The head of Air Combatant Command, Gen. Mike Holmes, has argued the Air Force may need to decentralize its command structure for future wars. One participant today suggested the solution may instead be to create a kind of Uber for airpower: Ground commanders could input their request for a particular type of support — airstrike, electronic warfare, reconnaissance, etc. — and a centralized system automatically matches them with the nearest available asset
The Navy is likewise looking at how to command and control its forces in a larger war. For decades, carrier and amphibious strike groups have operated as independent units, supervised by theater commanders: PACOM in the Pacific, CENTCOM in the Mideast, and so on. Now, the Navy is looking at strengthening an intermediate level of control, the fleet, with potentially multiple strike groups under a single fleet commander and multiple fleets in a theater. Naval operations will “now be synchronized at a much higher level,” one participant explained.

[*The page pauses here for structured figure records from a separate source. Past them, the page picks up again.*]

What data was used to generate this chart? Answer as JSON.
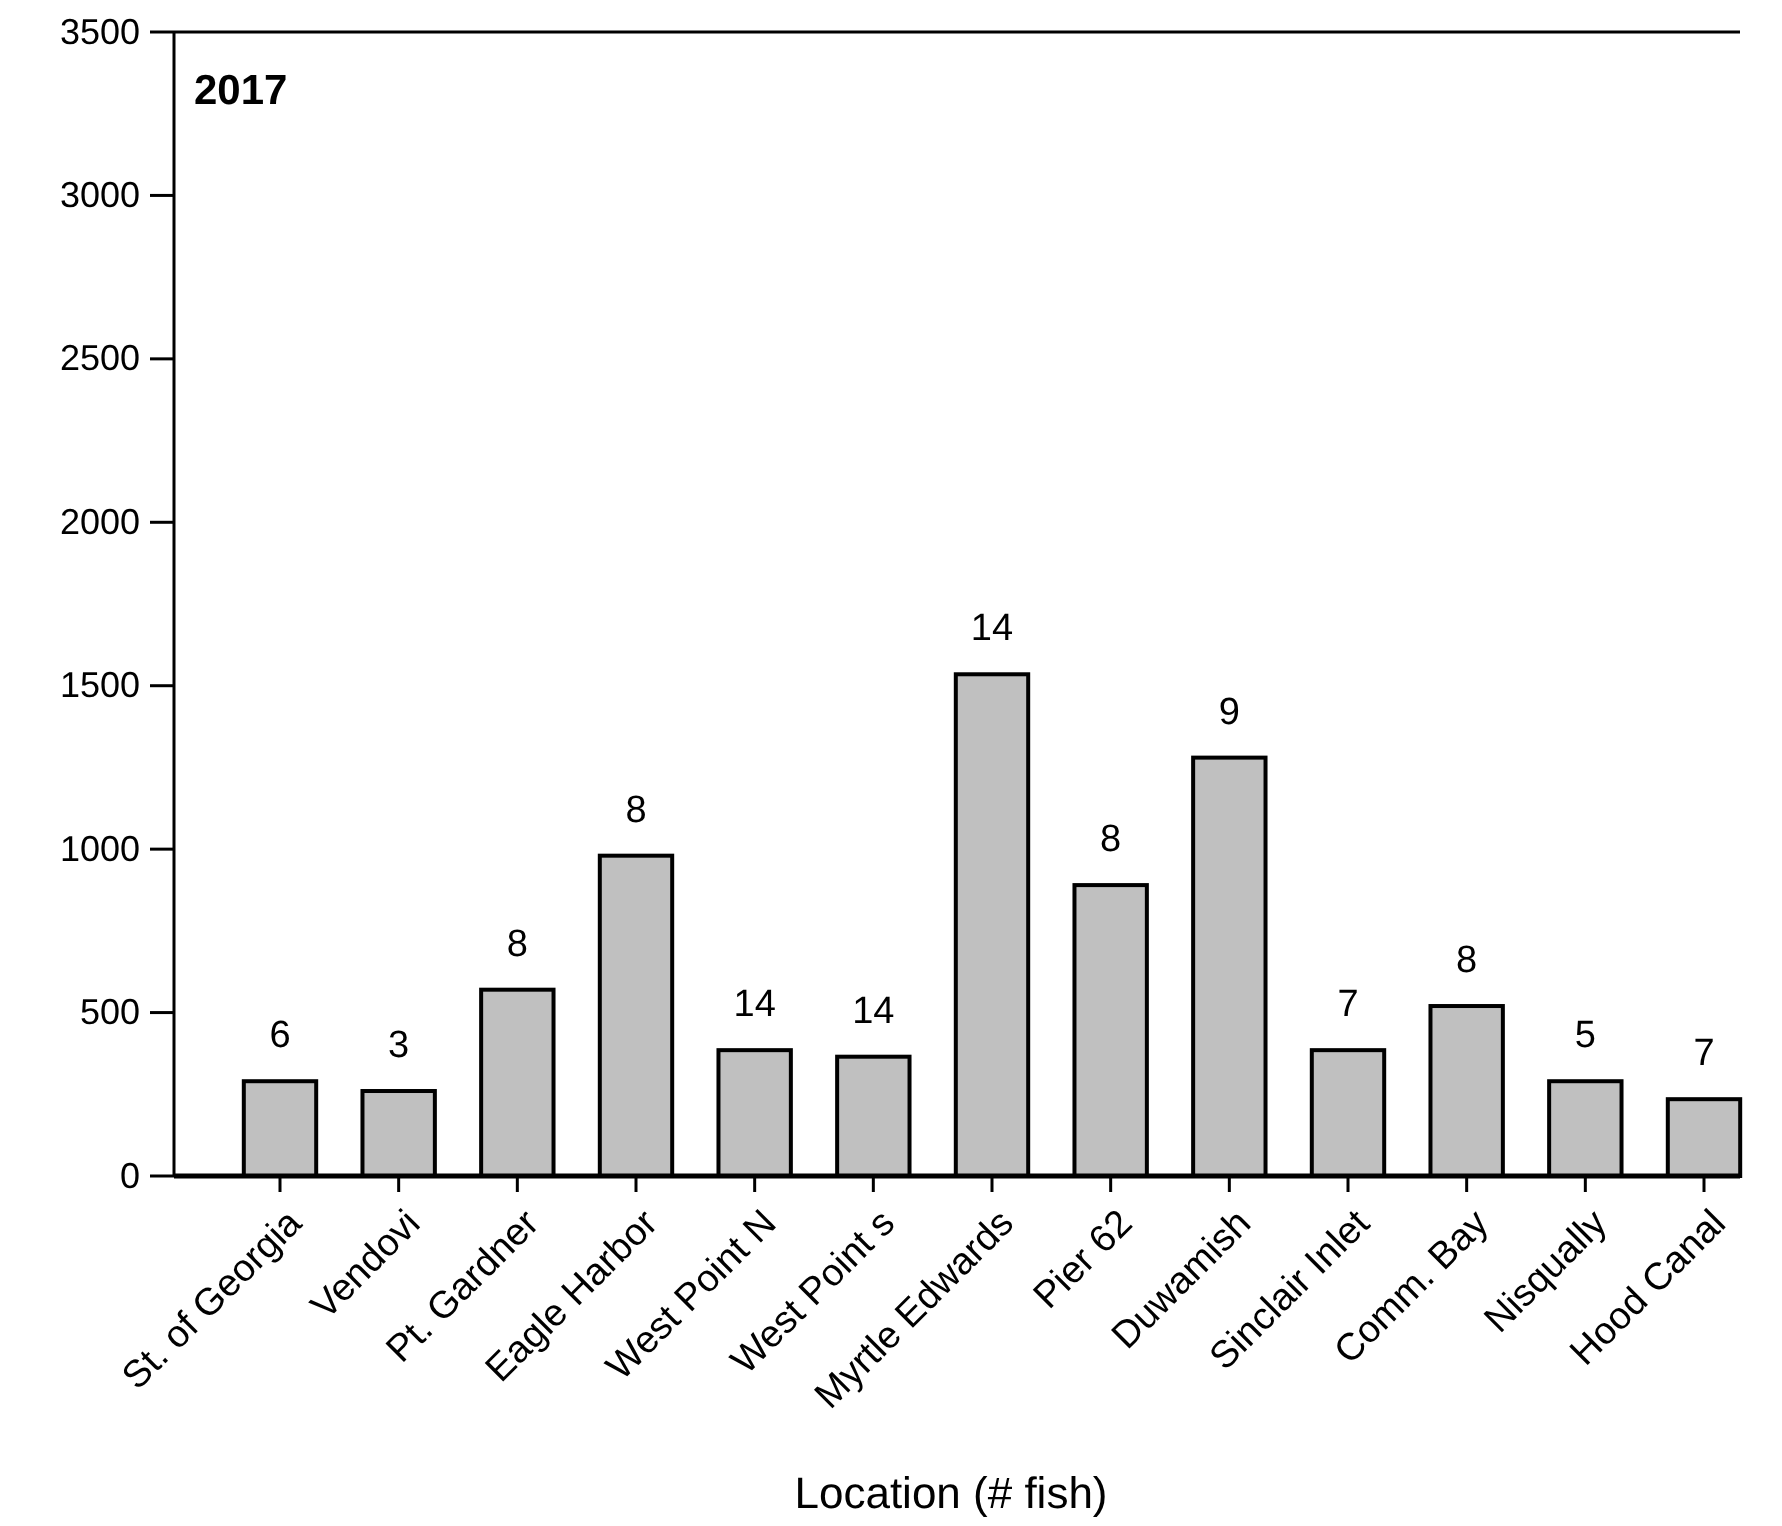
{
  "chart_data": {
    "type": "bar",
    "title": "2017",
    "xlabel": "Location (# fish)",
    "categories": [
      "St. of Georgia",
      "Vendovi",
      "Pt. Gardner",
      "Eagle Harbor",
      "West Point N",
      "West Point s",
      "Myrtle Edwards",
      "Pier 62",
      "Duwamish",
      "Sinclair Inlet",
      "Comm. Bay",
      "Nisqually",
      "Hood Canal"
    ],
    "values": [
      290,
      260,
      570,
      980,
      385,
      365,
      1535,
      890,
      1280,
      385,
      520,
      290,
      235
    ],
    "annotations": [
      {
        "text": "6",
        "x": "St. of Georgia",
        "y": 290
      },
      {
        "text": "3",
        "x": "Vendovi",
        "y": 260
      },
      {
        "text": "8",
        "x": "Pt. Gardner",
        "y": 570
      },
      {
        "text": "8",
        "x": "Eagle Harbor",
        "y": 980
      },
      {
        "text": "14",
        "x": "West Point N",
        "y": 385
      },
      {
        "text": "14",
        "x": "West Point s",
        "y": 365
      },
      {
        "text": "14",
        "x": "Myrtle Edwards",
        "y": 1535
      },
      {
        "text": "8",
        "x": "Pier 62",
        "y": 890
      },
      {
        "text": "9",
        "x": "Duwamish",
        "y": 1280
      },
      {
        "text": "7",
        "x": "Sinclair Inlet",
        "y": 385
      },
      {
        "text": "8",
        "x": "Comm. Bay",
        "y": 520
      },
      {
        "text": "5",
        "x": "Nisqually",
        "y": 290
      },
      {
        "text": "7",
        "x": "Hood Canal",
        "y": 235
      }
    ],
    "color": "#c0c0c0",
    "ylim": [
      0,
      3500
    ],
    "yticks": [
      0,
      500,
      1000,
      1500,
      2000,
      2500,
      3000,
      3500
    ],
    "grid": false
  }
}
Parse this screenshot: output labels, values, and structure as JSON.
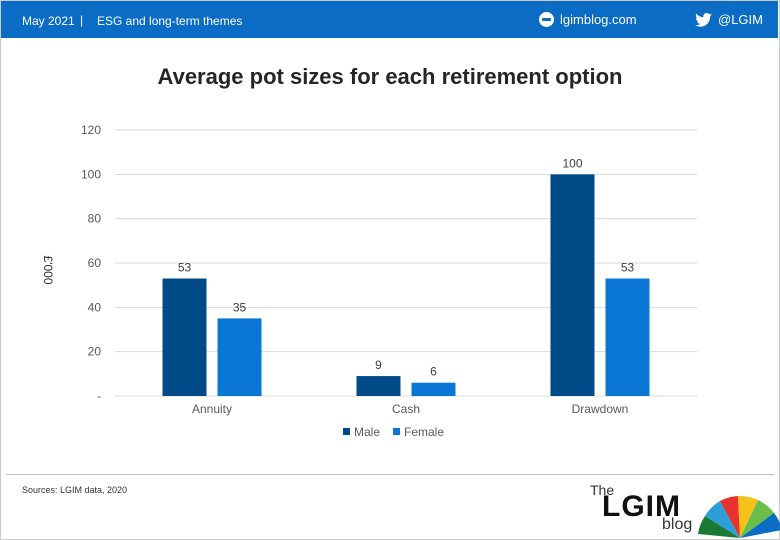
{
  "header": {
    "date": "May 2021",
    "separator": "|",
    "theme": "ESG and long-term themes",
    "site": "lgimblog.com",
    "twitter": "@LGIM"
  },
  "footer": {
    "source": "Sources: LGIM data, 2020",
    "logo_the": "The",
    "logo_name": "LGIM",
    "logo_blog": "blog"
  },
  "colors": {
    "header_bg": "#0a6cc4",
    "male": "#004b87",
    "female": "#0a77d4"
  },
  "chart_data": {
    "type": "bar",
    "title": "Average pot sizes for each retirement option",
    "ylabel": "£'000",
    "xlabel": "",
    "categories": [
      "Annuity",
      "Cash",
      "Drawdown"
    ],
    "series": [
      {
        "name": "Male",
        "values": [
          53,
          9,
          100
        ],
        "color": "#004b87"
      },
      {
        "name": "Female",
        "values": [
          35,
          6,
          53
        ],
        "color": "#0a77d4"
      }
    ],
    "ylim": [
      0,
      120
    ],
    "yticks": [
      "-",
      "20",
      "40",
      "60",
      "80",
      "100",
      "120"
    ],
    "ytick_values": [
      0,
      20,
      40,
      60,
      80,
      100,
      120
    ],
    "grid": true,
    "legend": "bottom"
  }
}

As much as we strengthen command and control, however, we have to expect the enemy to disrupt our plans. When military officers talk about “synchronizing” operations, “(it) implies that we have the ability to precisely synchronize our activities: maneuver, fires, sustainment, command, protection,” warned one speaker. “I think a future near-peer competition is going to preclude that. We’re going to have to accept a lot less precise synchronization.
“It’s going to be rougher,” the speaker continued. “It’s going to look more like an advance in World War II than the advance on Baghdad in (2003) or the attack in Desert Storm.”
That puts a premium on initiative and improvisation. Those are two things, fortunately, that Americans tend to be good at.